In the SNPtype assay, SNP genotyping of the parents and 94 offspring of one yellowtail family was carried out according to the protocol of the manufacturer. Specific-Target Amplification (STA) primers and Locus-Specific Primers (LSP) for each SNP locus were pooled, and a pre-amplification was performed using 2× Multiplex PCR Master Mix (Qiagen) with the following PCR protocol: 95°C for 15 min, followed by 14 cycles of 95°C for 15 sec and 60°C for 4 min. Pre-amplified DNA was then diluted 1:100 in DNA suspension buffer and 2.5 μL combined with 2× Fast Probe Master Mix (Biotium, CA, USA), 20× Sample Loading Reagent (Fluidigm), and the reference dye ROX (Invitrogen). In parallel, each SNPtype assay mix included allele-specific primers (ASP1 and 2) and LSP was mixed with 2× Assay Loading Reagent. These were then loaded onto 96.96 Dynamic Arrays IFC (Fluidigm), which uses nanofluidic circuitry to combine 96 loci with 96 samples in 9,216 reaction chambers. Thermo-cycling and fluorescence detection were conducted on the BioMark™ HD system (Fluidigm). Finally, linkage analysis was performed as described previously [25]. Linkage analysis was performed using genotype data converted to a backcross format. As the grandparent genotypes were unknown, pairwise analyses were performed, and markers were sorted into linkage groups at a minimum LOD score of 4.0. A goodness-of-fit for Mendelian segregation distortion was tested for all alleles using the chi-square test (p < 0.05, d.f. = 1).

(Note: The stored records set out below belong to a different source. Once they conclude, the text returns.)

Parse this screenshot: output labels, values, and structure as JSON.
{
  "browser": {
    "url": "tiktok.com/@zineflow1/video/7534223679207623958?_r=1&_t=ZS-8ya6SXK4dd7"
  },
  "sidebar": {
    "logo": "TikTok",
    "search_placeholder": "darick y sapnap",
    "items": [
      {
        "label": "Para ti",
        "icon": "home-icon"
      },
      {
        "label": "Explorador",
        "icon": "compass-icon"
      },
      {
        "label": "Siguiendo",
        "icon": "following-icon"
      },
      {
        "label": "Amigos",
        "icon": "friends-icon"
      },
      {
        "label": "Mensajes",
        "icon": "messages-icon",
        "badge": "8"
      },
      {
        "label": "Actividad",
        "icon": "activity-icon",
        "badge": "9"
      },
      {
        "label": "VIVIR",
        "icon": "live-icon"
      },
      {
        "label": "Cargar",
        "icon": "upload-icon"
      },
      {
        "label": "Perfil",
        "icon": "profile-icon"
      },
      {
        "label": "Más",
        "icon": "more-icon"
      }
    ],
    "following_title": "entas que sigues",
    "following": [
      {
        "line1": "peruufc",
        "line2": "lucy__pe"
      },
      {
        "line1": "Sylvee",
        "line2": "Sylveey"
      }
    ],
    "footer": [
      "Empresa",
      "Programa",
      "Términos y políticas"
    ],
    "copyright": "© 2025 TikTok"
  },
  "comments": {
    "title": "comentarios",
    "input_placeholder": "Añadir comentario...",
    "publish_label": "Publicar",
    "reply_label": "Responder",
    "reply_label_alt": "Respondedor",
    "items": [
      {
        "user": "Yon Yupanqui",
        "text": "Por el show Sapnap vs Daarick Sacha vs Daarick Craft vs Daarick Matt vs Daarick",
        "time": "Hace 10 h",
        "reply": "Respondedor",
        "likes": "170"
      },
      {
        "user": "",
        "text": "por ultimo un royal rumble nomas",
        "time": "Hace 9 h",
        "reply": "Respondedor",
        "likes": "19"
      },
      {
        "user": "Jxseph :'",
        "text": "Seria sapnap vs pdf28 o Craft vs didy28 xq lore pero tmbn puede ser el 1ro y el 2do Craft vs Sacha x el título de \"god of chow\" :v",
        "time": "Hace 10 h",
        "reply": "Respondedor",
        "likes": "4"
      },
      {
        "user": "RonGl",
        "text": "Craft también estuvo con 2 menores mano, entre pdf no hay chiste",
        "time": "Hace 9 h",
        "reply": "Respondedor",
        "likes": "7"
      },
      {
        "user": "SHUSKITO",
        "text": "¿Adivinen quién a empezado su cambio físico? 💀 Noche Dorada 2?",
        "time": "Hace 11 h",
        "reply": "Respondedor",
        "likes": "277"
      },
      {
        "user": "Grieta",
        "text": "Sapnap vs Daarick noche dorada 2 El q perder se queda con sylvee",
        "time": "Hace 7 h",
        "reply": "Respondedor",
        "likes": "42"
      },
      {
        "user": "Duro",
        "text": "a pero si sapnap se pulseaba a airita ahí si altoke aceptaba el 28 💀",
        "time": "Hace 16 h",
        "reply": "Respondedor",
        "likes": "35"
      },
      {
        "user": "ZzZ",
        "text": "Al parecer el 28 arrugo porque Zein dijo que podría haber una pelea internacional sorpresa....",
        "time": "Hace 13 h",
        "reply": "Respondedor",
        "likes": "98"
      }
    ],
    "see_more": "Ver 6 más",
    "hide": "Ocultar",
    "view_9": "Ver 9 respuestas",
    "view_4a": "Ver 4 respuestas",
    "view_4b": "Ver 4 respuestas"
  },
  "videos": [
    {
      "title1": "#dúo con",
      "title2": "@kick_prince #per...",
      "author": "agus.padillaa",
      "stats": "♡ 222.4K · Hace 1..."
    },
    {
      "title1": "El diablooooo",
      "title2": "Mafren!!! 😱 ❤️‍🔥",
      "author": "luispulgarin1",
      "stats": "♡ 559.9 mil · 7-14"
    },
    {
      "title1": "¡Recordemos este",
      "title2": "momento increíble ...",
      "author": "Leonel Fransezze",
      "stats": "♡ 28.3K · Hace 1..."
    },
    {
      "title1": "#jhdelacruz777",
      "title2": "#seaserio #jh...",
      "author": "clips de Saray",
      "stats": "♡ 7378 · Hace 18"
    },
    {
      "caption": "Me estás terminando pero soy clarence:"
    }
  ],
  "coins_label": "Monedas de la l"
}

Finally, the marker order was determined and double recombination events were checked with MapManagerQTX version 2.0 [54]. The resultant genetic map was visualized using MapChart version 2.2 [55].

Construction of an RH map

The RH panel, comprising 93 hybrid RH cell lines, and positive and negative controls, was published previously [32]; their 96 DNA samples were extracted. Genotyping reactions were carried out on the Fluidigm platform using a BioMark™ 96.96 nanofluidic dynamic array (Fluidigm) for gene expression analysis, as described previously [32].

The CarthaGene software [37,38] was used to perform two-point linkage analyses and to determine the marker order and inter-marker distances in cR. CarthaGene looks for multiple populations’ maximum likelihood consensus maps using a fast EM algorithm for maximum likelihood estimation and powerful ordering algorithms. The group command at a LOD threshold of 4.0 and a distance threshold of 50 determined the linkage groups, and referenced the linkage map of yellowtail.

Synteny analysis

EST alignments of mapped markers in the RH map were performed using TBLASTX searches against the cDNA database of zebrafish (Danio rerio), medaka (Oryzias latipes), three-spined stickleback (Gasterosteus aculeatus) and green-spotted pufferfish (Tetraodon nigroviridis) at Ensembl [56]. The sequences with the lowest E-value (<1.0E-5) were adopted in each EST alignment.